The dome is lavishly adorned with inscriptions . They are organized in concentric circles or silsilah, the inner most (calling down) blessings and prayers on Prophet Muhammad, his daughter Fatima and the twelve Shi'a Imams: Ali al- Murtada, Hasan, Husain, Ali Zayn- al- Abidin, Baqir, Muhammad Ja'far, Musa Kazim, Ali b Musa al-Rida, Muhammad Taqi, Ali al-Naqi, Hasan al- Askari and Muhammad al-Mahdi. The first three caliphs are not mentioned in any of the inscriptions in the mausoleum.

Moving outwards, the second and third circles include the names of the holy men, each one starting with the name of prophet Muhammad and ending with Shah Ni'mat- Allah. It is highly probable that one portrays the natural and the other the spiritual line of heredity of Ni'mat- Allah from the prophet.

The walls are painted with exquisitely colored vegetal motifs that appeared in the stylized cartouches, in addition to paintings of vases with cypress trees coming out of them and calligraphy in a myriad of fashion and styles. The major recessed arches on the four walls are painted in arrangement of pentagons displayed around stars.
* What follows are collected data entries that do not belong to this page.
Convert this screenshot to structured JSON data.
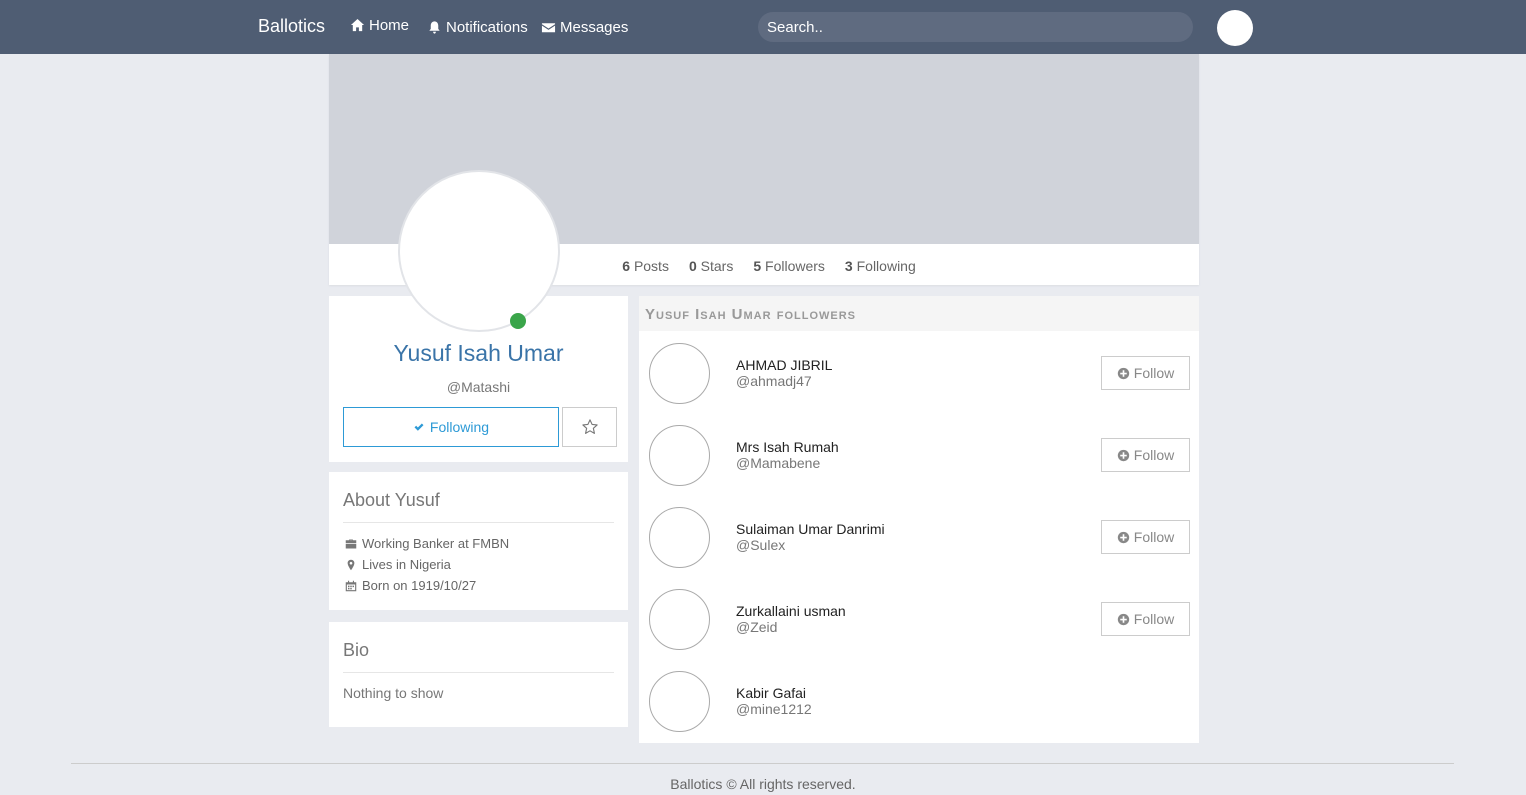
{
  "nav": {
    "brand": "Ballotics",
    "home": "Home",
    "notifications": "Notifications",
    "messages": "Messages",
    "search_placeholder": "Search.."
  },
  "stats": {
    "posts_count": "6",
    "posts_label": "Posts",
    "stars_count": "0",
    "stars_label": "Stars",
    "followers_count": "5",
    "followers_label": "Followers",
    "following_count": "3",
    "following_label": "Following"
  },
  "profile": {
    "name": "Yusuf Isah Umar",
    "handle": "@Matashi",
    "following_label": "Following",
    "online_color": "#3aa54a"
  },
  "about": {
    "title": "About Yusuf",
    "work": "Working Banker at FMBN",
    "location": "Lives in Nigeria",
    "born": "Born on 1919/10/27"
  },
  "bio": {
    "title": "Bio",
    "text": "Nothing to show"
  },
  "followers": {
    "title": "Yusuf Isah Umar followers",
    "follow_label": "Follow",
    "items": [
      {
        "name": "AHMAD JIBRIL",
        "handle": "@ahmadj47"
      },
      {
        "name": "Mrs Isah Rumah",
        "handle": "@Mamabene"
      },
      {
        "name": "Sulaiman Umar Danrimi",
        "handle": "@Sulex"
      },
      {
        "name": "Zurkallaini usman",
        "handle": "@Zeid"
      },
      {
        "name": "Kabir Gafai",
        "handle": "@mine1212"
      }
    ]
  },
  "footer": {
    "text": "Ballotics © All rights reserved."
  },
  "colors": {
    "navbar": "#4f5d73",
    "accent": "#2d9ad6",
    "name": "#3a74a8"
  }
}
The calligraphy is mostly in gold thuluth or naskh in varied sizes; they are based on a ground of contrasting colors; dark blue, vermilion, black, turquoise, gold and green. The names of 'Ali, Muhammad and Allah, frequently in Timurid decoration, are frequently written in square Kufic.

The signature of the painter named Shukrullah Qazvini hovers in a star near the top of an arch in the eastern door, it's inscribed over a white background in a dark writing "al-abd Shukruallah al-Qazvini-ye Naqqash". His nisba "Qazvin" shows that he originated in Iran, which strengthens the idea of the tomb being a result of collaboration among foreign and local artists, patrons and mostly Sufi elites.

==Shi'a symbolism==

The Persian and the Arabic poetry of the Sufi Sheikh Ni'mat-Allah which is inscribed inside the mausoleum mediates around the term 'ain, a term that conveys various meanings in both Languages Persian and Arabic. 'Ain has several definitions such as eye, sight, vision or look and also a source of water or a fountain. On a reasonable level, Ahmad Shah is commemorated for knowing the secret of the world's ample water source: rain.

Talismans tilism play a large part in the overall decorative program of the Mausoleum, particularly in the form of calligraphy.

Sufis were acknowledged for their collections of talismanic objects, one of which was specimens of calligraphy. Thus, it reinforces the idea of Sufism and Calligraphy were congenial in Bidar, as indicated by Ya'qub bin Hasan Siraj Shirazi's Tuhfat al- Muhibbin (Bounty of the Two Lovers, 1454), a calligraphic monograph that was designated for Muhibb al-Din, son of Sheikh Ni'mat-Allah.
The lines chosen for the inscriptions are depicted in a way that creates a connection between the visitor of the mausoleum and Ahmad Shah, as if he is addressing the words of Shah Ni'mat-Allah to the visitors; welcoming them to his shrine, the lamp, the emerald coloured carpet, the dome, and the paintings where the whole of them is visible to the viewer.

The arcane power of the calligraphy in the zones of transition is developed by other ways in which it is reflective, the repeated knotted calligraphy adorning them created a mirror effect that occurs both internally and beyond the space of the mausoleum.

==Inscriptions==

The arrangement of the inscriptions inside Ahmad Shah's mausoleum sync perfectly with their visual context, indicating spatial poetry. Demonstrated by the wall paintings that hold recognizable depictions. Furthermore, calligraphic talismans provide regenerated meanings to the landscape (water sources). These diverse features altogether created a deeply affective and mystical experience in which the poetry fulfilled a space and a visual context gave the poetry new meanings.